Having butted into a discussion on another blog about morals and god and stuff, I becameImage embroiled in a tricky argument with a nice fella who was some kind of Christian, and who took the position that science was a religion. I’m not sure I equipped myself very well, not being particularly clear and certainly far too longwinded, but in the end I managed to summarize my argument like this:

Where I step in is when people suggest that there is no way that evolution can account for certain behaviors. I’ve yet to find any evidence to support that position, and considering there is no evidence that the behavior of every animal on the planet has been shaped by *anything* other than evolution through natural selection, evolution is not even competing with serious alternative hypotheses. The construction of the origin myths and various deities are endlessly fascinating, producing a wonderfully rich texture to the history of our species, but the claim that without some of them we would somehow behave less morally is, to me, ridiculous. If the claim is that the Christian myth gives us superior morals compared with, say, Norse mythology, I see no evidence for that. The people of Scandinavia developed a complex society with social codes, restrictions, expectations, legends and guiding stories passed down generations.
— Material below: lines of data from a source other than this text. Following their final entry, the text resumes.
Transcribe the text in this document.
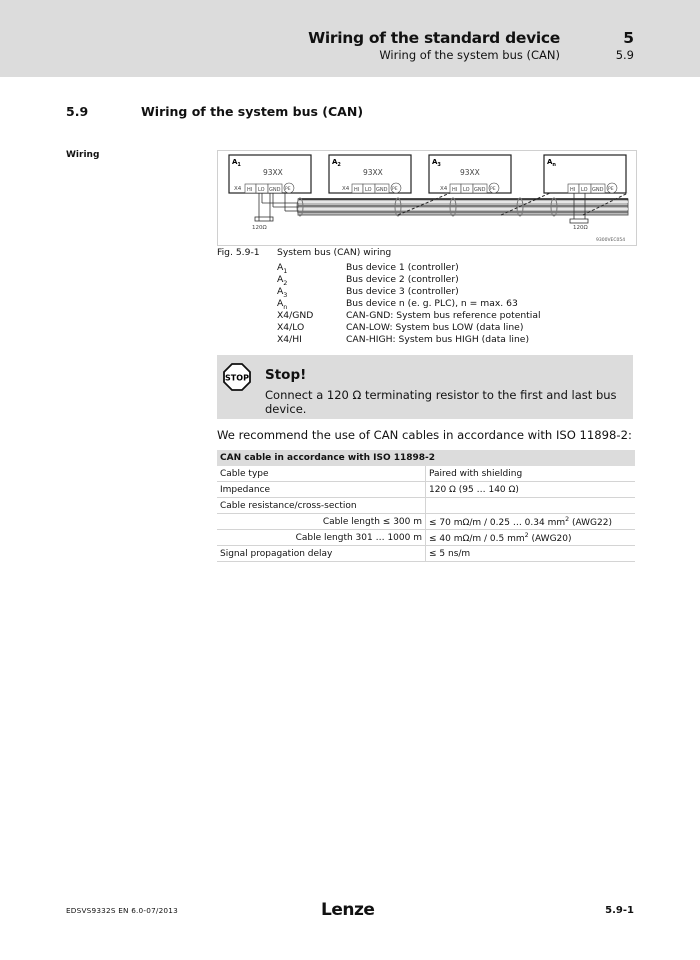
Wiring of the standard device	5
Wiring of the system bus (CAN)	5.9
5.9	Wiring of the system bus (CAN)
Wiring
$A_1$
93XX
X4 HI LO GND PE
$A_2$
93XX
X4 HI LO GND PE
$A_3$
93XX
X4 HI LO GND PE
$A_n$
HI LO GND PE
120Ω	120Ω
9300VEC054
Fig. 5.9-1 System bus (CAN) wiring
$A_1$	Bus device 1 (controller)
$A_2$	Bus device 2 (controller)
$A_3$	Bus device 3 (controller)
$A_n$	Bus device n (e. g. PLC), n = max. 63
X4/GND	CAN-GND: System bus reference potential
X4/LO	CAN-LOW: System bus LOW (data line)
X4/HI	CAN-HIGH: System bus HIGH (data line)
STOP Stop!
Connect a 120 Ω terminating resistor to the first and last bus device.
We recommend the use of CAN cables in accordance with ISO 11898-2:
CAN cable in accordance with ISO 11898-2	
Cable type	Paired with shielding
Impedance	120 Ω (95 … 140 Ω)
Cable resistance/cross-section	
Cable length ≤ 300 m	≤ 70 mΩ/m / 0.25 … 0.34 $mm^2$ (AWG22)
Cable length 301 … 1000 m	≤ 40 mΩ/m / 0.5 $mm^2$ (AWG20)
Signal propagation delay	≤ 5 ns/m
EDSVS9332S EN 6.0-07/2013	Lenze	5.9-1
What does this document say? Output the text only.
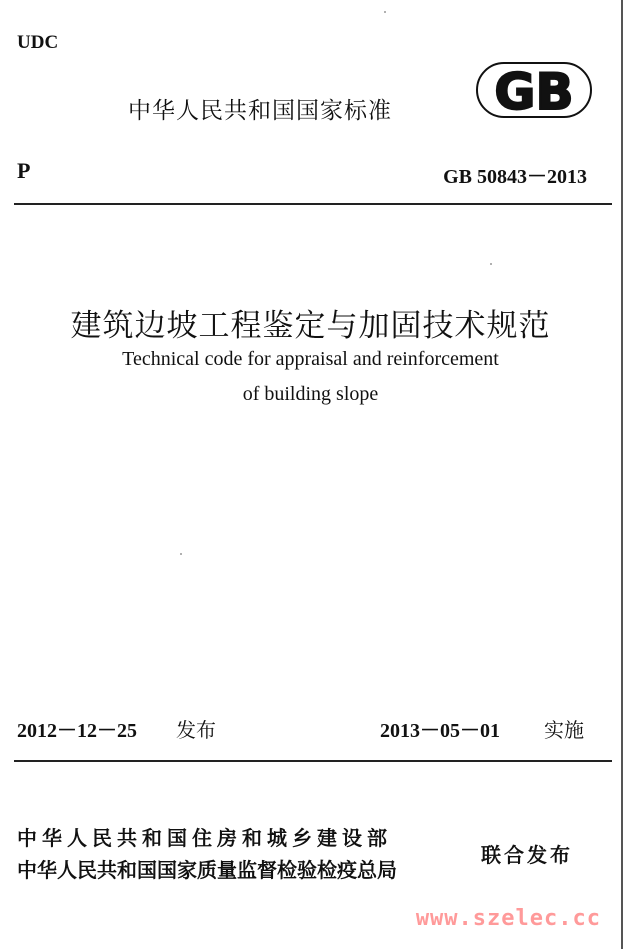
UDC
中华人民共和国国家标准 GB
P	GB 50843－2013
建筑边坡工程鉴定与加固技术规范
Technical code for appraisal and reinforcement
of building slope
2012－12－25 发布	2013－05－01 实施
中华人民共和国住房和城乡建设部
中华人民共和国国家质量监督检验检疫总局
联合发布
www.szelec.cc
To claim that they lacked a morality (with the inference that they still do, as most of the Nordic nations are only nominally Christian) is just silly, but if this claim is not made, that leaves the whole validity of Christian morality hanging, imho.
So, to conclude, if people take inspiration from supposedly wise words written down a long long time ago, great! Do we need any of those words to live a good life? Probably not.
Give a child an understanding of the world around them through science, give them language skills, the gift of communication for them to share ideas and grow intellectually, independent of those around them, and give them the confidence to question, everyone and everything, to take nothing at face value, and to keep exploring until they form their own picture, do these things, and you’ll find you’ve done a pretty good job equipping that child with what they need.

So finally I felt that I got to sum up my main point, probably far too late in the day, but there you are. If you’re interested in such philosophical musings, the blog Love and Heretics is a lovely place to dip into.